Consecuencias pedagógicas
§ 25. Como corolario de lo anterior, podemos añadir que la cuestión de si existe un orden moral no creado por nosotros, capaz de actuar como punto de contraste de la validez de nuestras afirmaciones y actitudes no es poco importante, entre otros campos, por las consecuencias que tiene en el terreno de la educación. El grueso de la Tradición Central de Occidente, al admitir la existencia y cognoscibilidad de ciertos principios de justicia suprapositivos, es decir, criterios de conducta cuyo valor no depende de la ley o el consenso vigente, pensó siempre que era posible distinguir entre lo bueno y lo malo, y que esa distinción no estaba puesta sólo por la voluntad humana, aunque esa voluntad desempeñe un papel fundamental en la ética.
Cuando el que educa es una persona que reconoce la existencia de principios de justicia suprapositivos, cuyo valor no depende del acuerdo humano, no sólo está transmitiendo lo que considera mejor, sino que pone al alcance del alumno ciertos parámetros que le permiten evaluar la conducta del propio maestro.

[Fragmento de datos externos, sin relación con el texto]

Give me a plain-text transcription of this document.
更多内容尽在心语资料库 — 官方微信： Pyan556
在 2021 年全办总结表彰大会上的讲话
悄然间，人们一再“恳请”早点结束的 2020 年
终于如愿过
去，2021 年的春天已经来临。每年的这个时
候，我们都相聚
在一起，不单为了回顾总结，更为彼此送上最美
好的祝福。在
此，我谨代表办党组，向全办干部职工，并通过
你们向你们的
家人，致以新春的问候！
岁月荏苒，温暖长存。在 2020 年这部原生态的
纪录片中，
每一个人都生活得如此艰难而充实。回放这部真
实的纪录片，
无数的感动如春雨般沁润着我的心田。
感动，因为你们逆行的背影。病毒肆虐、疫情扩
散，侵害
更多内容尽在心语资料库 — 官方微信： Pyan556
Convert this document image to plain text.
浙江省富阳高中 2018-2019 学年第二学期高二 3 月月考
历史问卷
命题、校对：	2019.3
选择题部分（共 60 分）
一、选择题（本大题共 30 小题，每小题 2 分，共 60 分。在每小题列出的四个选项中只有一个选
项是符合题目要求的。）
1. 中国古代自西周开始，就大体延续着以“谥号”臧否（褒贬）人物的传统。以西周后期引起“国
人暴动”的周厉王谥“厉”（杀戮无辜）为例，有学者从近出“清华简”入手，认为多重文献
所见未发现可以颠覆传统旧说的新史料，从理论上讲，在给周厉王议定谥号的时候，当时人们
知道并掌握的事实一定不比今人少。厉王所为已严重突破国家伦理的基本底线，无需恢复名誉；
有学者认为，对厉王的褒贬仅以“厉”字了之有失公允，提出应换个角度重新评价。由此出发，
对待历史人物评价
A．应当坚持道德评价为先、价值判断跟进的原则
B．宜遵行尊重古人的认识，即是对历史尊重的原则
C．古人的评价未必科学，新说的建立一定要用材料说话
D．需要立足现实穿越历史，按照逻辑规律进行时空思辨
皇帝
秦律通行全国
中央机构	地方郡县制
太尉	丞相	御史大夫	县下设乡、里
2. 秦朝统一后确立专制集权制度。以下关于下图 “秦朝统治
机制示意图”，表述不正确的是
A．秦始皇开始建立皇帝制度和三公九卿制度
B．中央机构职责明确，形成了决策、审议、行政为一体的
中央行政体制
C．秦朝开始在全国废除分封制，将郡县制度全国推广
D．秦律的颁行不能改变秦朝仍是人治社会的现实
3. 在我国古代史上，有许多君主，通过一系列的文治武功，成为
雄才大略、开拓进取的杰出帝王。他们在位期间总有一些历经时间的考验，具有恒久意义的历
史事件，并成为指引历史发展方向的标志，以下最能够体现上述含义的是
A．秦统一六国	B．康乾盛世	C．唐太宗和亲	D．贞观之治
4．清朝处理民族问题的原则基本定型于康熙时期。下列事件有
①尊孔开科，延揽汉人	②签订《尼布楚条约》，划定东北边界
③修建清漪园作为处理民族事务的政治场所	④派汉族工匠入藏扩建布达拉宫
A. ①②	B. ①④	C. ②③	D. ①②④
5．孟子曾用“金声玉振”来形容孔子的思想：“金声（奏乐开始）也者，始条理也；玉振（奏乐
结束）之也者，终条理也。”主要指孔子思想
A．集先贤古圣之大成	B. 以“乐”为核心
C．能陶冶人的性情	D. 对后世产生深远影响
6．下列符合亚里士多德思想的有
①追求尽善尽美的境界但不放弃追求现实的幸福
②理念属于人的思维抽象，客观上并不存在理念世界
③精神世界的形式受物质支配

En este sentido, la actividad pedagógica así entendida es algo particularmente exigente.
¿Qué ocurre si no existen tales criterios, o qué pasa si el educador no los admite? C. S. Lewis, en La abolición del hombre, ha llamado la atención acerca de las consecuencias que derivan del relativismo ético en el campo pedagógico. Para decirlo brevemente, la principal es que la educación se transforma en manipulación. En efecto, la antigua educación formaba; la relativista simplemente condiciona.21 Inevitablemente, quien educa sobre una base relativista estará haciendo del otro alguien semejante a sus gustos o intereses, cosa que no sucedía en el caso de la Tradición Central, donde el maestro alcohólico puede dictar a sus alumnos una clase sobre la templanza, aunque eso signifique que sus estudiantes vayan a tener una pésima opinión sobre él. Así, quien educa sobre el trasfondo de la ley natural, entrega al alumno la posibilidad de contar con criterios de juicio que permitan dejar mal parado al maestro; al mismo tiempo, muchas veces transmitirá criterios que no coinciden con los gustos e “intereses” del educador. Podría pensarse que la educación relativista es plausible en la medida en que lo que se busca con ella es conseguir conductas que favorezcan el bien social; sin embargo, esta afirmación supone una obligación de perseguir ese bien, o una necesidad de adaptarse a las convenciones sociales, pero no parece que esa obligación y necesidad estén suficientemente justificadas desde posiciones relativistas.
El tema de la educación nos lleva también a otra distinción importante, la que se da entre la forma de adquirir un conocimiento y el fundamento del mismo. De ordinario adquirimos el conocimiento de las normas morales en el contexto de una comunidad educativa, como la familia o la escuela. El hecho de que hayamos debido aprenderlas de alguien en algún momento de nuestras vidas lleva a algunos a pensar que las normas morales mismas se fundamentan en ese proceso de aprendizaje, es decir, son un simple producto social y se fundan en el consenso. Pero, ¿no sucede lo mismo en otros terrenos? Así, también adquirimos las reglas matemáticas en la familia o en la escuela. Sin embargo, a nadie se le ocurriría afirmar que esas instituciones fundan las matemáticas. Ellas únicamente son relevantes a la hora de adquirir determinados conocimientos; la fundamentación de los mismos, en cambio, va por otro lado.
En suma, la superación del emotivismo exige entender que la razón, además de constatar, tiene una vertiente práctica. O sea, es capaz de guiar la acción humana hacia lo que plenifica al hombre. De este modo, cabe afirmar que los juicios morales son, o pueden ser, juicios racionales, y que, por tanto, la ética es posible.
1Cf. B. Spinoza, “Ética”, en Obras completas. Ética y tratados menores, Madrid, Ediciones Ibéricas, 1971, pp. 130-131.
2Cf. D. Hume, Tratado de la naturaleza humana, Madrid, Tecnos, 2002, pp. 632-633. Énfasis añadido.
3Cf. § 13.
4Cf. R. Spaemann, Crítica de las utopías políticas, Pamplona, eunsa, 1980, pp. 191 y ss
5D. Hume, Tratado de la naturaleza humana, Madrid, Tecnos, 2002 (ed. de F. Duque), p. 634.